Recently, ARS Technica published a scathing article, “Clinton’s e-mail scandal another case of the entitled executive syndrome,” which focuses on Shadow IT as a matter of fact:
“Often, people use Shadow IT at work because of a lack of official IT resources to support a need. But they also use Shadow IT for personal convenience—especially the personal convenience of executives and managers who want what they want and will twist the arm of someone in IT to support it whether it’s within policy or not (or find someone else to do it for them and then tell IT they have to support it).”
The irony in this case and in others like it is that the people who extol the importance of digital security are often the ones who expect the most exceptions. We all understand why it’s important for everyone in an organization to err on the safer, more secure side of the road when it comes to digital workflows. There is data supporting how company insiders put information at risk:
- 56% of respondents said that the primary cause of data breaches experienced by companies in this study was the careless employee.

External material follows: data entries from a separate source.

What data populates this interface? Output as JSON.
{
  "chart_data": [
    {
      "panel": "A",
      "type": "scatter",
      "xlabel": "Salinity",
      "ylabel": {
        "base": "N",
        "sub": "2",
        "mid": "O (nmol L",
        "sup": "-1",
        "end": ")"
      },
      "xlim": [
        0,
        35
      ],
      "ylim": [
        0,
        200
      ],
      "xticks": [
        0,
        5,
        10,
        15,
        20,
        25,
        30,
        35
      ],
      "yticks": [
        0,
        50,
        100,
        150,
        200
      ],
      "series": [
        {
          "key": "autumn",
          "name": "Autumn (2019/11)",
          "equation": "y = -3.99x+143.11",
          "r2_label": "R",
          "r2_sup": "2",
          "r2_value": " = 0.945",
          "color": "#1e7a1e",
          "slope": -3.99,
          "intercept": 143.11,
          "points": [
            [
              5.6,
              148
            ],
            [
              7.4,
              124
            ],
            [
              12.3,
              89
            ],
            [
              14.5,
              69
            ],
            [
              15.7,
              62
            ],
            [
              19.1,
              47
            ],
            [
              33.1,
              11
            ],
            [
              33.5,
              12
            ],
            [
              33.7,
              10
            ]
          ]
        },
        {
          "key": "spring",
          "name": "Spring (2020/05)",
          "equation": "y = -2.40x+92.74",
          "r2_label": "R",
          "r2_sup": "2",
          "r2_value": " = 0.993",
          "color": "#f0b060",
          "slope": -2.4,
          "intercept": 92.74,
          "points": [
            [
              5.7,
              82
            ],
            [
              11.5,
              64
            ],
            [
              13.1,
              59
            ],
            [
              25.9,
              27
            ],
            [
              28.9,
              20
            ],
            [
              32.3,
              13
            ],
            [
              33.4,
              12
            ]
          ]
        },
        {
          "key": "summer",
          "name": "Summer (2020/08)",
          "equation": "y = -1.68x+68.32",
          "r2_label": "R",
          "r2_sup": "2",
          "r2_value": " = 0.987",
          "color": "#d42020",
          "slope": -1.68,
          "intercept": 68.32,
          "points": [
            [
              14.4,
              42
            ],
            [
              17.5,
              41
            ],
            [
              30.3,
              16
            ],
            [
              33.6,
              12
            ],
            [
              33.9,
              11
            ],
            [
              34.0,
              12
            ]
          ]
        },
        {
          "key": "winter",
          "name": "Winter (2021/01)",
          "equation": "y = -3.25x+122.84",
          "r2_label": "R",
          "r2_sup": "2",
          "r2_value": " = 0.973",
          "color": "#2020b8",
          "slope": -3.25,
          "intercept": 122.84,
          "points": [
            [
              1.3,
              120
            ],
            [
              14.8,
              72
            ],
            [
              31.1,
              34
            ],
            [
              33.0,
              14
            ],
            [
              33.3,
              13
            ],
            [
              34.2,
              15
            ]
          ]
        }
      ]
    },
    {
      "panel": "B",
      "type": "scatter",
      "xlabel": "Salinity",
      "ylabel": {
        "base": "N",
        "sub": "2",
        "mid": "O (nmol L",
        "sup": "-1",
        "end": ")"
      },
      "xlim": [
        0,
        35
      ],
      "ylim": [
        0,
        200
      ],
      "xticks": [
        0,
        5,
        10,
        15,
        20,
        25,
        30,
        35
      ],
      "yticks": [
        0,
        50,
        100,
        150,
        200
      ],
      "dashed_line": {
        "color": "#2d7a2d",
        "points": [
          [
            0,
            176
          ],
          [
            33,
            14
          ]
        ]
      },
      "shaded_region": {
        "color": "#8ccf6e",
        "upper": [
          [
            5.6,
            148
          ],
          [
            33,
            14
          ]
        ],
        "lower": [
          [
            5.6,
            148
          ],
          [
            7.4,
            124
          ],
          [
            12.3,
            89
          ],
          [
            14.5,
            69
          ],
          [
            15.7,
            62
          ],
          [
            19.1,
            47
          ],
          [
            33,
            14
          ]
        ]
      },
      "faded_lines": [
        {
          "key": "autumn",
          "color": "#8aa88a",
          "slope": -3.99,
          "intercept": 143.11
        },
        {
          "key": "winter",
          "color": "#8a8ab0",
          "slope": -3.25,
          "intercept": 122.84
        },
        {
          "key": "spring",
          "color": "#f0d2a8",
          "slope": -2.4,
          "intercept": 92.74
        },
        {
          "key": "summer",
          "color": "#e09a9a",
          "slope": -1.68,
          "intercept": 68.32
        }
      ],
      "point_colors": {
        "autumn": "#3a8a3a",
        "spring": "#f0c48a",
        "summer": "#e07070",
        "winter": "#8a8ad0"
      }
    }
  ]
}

- In contrast, only 22% of respondents say external attackers or malicious/criminal insiders caused the breach.
But when it comes to our own behavior, we tend to prioritize ease of use and productivity and downplay the risks. Employees, execs, and IT pros all have one thing in common: when it comes to Shadow IT, everyone else is the problem. I should know since I’m guilty of it myself!
Here at ManagedMethods, we use a variety of sanctioned cloud apps, including Salesforce, which I use on a daily basis. However, I must admit that I also use a couple of unsanctioned cloud apps:
- Evernote to take quick notes during calls and create to-do lists
- Google Apps to collaborate with my team
Both these apps are free, easy to use and increase my productivity. My use of these apps is the very definition of Shadow IT!
But since we are a cloud security company, we practice what we preach: our IT team is able to monitor and control cloud app use, even unsanctioned apps, using the ManagedMethods platform. So they know I’m using Salesforce, Evernote, and Google Workspace, and even what type of data I’m sharing with those apps. That visibility and control is key to maintaining that delicate balance between risk and productivity.